コンサートでも名古屋飛ばし、なんてことを言われますが、最近はショーケースや目立ったものは完全に東京一極になりましたし、箱(ホール、ライヴハウス)などの問題と集/客体と行/主体の乖離もあり、関西もガラパゴス化してゆくのか、と思えば、別文脈でマッドな方々が中心に巣立ってゆく今、不思議な共時性を感じます。5年前に附箋を挟んでいたクルーグマンの本が、今、誰かがすぐその場でスピーチしている、そんな―。

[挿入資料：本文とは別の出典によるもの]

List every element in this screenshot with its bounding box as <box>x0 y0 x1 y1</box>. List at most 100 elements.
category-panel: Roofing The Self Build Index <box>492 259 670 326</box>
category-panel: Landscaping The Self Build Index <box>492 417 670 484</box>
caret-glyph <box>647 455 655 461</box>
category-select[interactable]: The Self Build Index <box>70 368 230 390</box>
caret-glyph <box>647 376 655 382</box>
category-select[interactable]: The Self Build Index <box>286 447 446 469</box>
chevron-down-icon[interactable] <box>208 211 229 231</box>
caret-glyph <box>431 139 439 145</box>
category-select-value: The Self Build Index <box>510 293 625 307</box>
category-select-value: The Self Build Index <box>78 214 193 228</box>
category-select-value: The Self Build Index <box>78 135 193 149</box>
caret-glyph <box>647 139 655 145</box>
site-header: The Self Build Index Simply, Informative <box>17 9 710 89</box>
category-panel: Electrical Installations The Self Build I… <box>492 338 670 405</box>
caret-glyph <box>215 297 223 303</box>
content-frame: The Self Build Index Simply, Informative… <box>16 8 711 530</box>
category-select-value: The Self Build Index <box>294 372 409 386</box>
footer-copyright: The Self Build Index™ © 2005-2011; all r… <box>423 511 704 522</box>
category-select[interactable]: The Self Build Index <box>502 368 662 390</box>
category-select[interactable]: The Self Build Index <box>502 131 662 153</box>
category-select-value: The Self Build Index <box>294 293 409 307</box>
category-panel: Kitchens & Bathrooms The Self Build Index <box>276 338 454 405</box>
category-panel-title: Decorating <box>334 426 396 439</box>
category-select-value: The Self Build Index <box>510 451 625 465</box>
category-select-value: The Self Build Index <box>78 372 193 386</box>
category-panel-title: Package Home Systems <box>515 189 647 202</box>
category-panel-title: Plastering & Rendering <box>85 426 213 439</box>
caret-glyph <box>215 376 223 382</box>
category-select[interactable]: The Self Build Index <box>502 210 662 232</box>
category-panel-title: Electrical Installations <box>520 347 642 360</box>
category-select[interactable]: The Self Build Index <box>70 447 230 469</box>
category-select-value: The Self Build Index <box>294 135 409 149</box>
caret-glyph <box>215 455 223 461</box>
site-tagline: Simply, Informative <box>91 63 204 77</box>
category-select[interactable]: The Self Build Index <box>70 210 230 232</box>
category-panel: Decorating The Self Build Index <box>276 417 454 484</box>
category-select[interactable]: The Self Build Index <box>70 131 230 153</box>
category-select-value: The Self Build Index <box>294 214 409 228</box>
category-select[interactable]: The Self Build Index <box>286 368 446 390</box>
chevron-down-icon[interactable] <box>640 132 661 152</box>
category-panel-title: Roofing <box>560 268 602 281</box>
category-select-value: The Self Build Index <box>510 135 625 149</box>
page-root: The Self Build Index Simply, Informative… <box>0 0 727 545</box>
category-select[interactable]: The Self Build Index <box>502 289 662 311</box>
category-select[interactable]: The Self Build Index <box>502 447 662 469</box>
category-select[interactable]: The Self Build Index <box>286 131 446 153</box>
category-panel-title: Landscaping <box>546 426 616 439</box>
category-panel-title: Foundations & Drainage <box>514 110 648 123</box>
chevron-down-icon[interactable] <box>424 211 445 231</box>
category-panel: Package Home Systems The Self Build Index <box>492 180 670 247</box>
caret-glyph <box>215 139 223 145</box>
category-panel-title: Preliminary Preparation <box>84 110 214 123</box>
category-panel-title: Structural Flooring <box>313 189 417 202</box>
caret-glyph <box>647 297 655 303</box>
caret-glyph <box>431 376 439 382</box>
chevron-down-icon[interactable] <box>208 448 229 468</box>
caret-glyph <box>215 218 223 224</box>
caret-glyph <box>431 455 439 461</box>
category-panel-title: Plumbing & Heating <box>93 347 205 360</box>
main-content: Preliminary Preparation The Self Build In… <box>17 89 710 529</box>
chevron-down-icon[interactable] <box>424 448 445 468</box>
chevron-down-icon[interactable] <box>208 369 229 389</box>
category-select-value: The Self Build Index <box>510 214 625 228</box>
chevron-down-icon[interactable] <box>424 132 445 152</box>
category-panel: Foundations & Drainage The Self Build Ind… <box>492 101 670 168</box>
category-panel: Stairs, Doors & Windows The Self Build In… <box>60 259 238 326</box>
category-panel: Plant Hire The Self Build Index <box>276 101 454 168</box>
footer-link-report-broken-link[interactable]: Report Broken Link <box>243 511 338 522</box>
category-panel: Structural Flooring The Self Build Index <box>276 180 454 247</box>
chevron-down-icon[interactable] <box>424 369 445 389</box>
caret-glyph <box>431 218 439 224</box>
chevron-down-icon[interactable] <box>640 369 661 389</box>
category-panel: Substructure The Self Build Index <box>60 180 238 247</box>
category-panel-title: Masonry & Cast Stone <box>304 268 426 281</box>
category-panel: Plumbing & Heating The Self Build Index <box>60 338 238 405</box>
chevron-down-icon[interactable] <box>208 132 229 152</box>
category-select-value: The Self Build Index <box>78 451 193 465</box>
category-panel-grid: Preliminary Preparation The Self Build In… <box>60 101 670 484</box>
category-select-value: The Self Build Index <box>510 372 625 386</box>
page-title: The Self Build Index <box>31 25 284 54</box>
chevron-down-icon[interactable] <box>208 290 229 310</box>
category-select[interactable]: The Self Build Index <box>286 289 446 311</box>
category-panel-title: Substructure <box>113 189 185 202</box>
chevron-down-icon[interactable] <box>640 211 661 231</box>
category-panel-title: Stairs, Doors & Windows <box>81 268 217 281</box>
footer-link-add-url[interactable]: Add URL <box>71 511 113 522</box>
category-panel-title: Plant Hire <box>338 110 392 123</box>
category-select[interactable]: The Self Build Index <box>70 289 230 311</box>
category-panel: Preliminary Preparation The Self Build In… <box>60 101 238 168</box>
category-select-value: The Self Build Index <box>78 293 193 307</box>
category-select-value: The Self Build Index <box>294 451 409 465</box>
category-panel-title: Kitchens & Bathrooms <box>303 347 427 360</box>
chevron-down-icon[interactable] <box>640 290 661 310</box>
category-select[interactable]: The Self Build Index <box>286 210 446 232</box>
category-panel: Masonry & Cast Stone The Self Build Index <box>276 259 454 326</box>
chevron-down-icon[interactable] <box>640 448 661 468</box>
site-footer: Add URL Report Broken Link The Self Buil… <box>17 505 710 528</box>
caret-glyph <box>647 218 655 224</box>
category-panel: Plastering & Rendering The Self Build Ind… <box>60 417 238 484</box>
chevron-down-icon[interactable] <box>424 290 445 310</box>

社会学者、宮台真司さんの「意味から強度へ」論も有効期限よりも賞味期限の問題だったとすれば、90年代の社会学、9.11以降の政治学、00年代後半の屈折したLAW至上主義としての法学、10年代に入っての経済学、そして、今は医学、理学の趨勢を組めば、役に立つ/学問という錯綜が穏やかに集合的無意識をコロニアル化しているのかな、と思わないでもないですし、実に学問で食べられる憂き世は仙人の霞の世界のようなもので、変わり者が許された場所はもう砂上の楼閣になり、パフォーマンス・コストとランニング・コストを試算しての固定が模索されているような要素も孕んでいます。

日本の、日本のための、日本におけるエレガントなルイードは10年代、よりシビアな瀬に立たされるのでしょうか。ルイード・カルチャーは須く、チェックインした人たちだけのものになるのかも、という予想ゲームに次々BETしてゆくのはソロスでもバフェットでもないのは因業ですが。

IMFさえ、過去の反省をする時代ゆえに。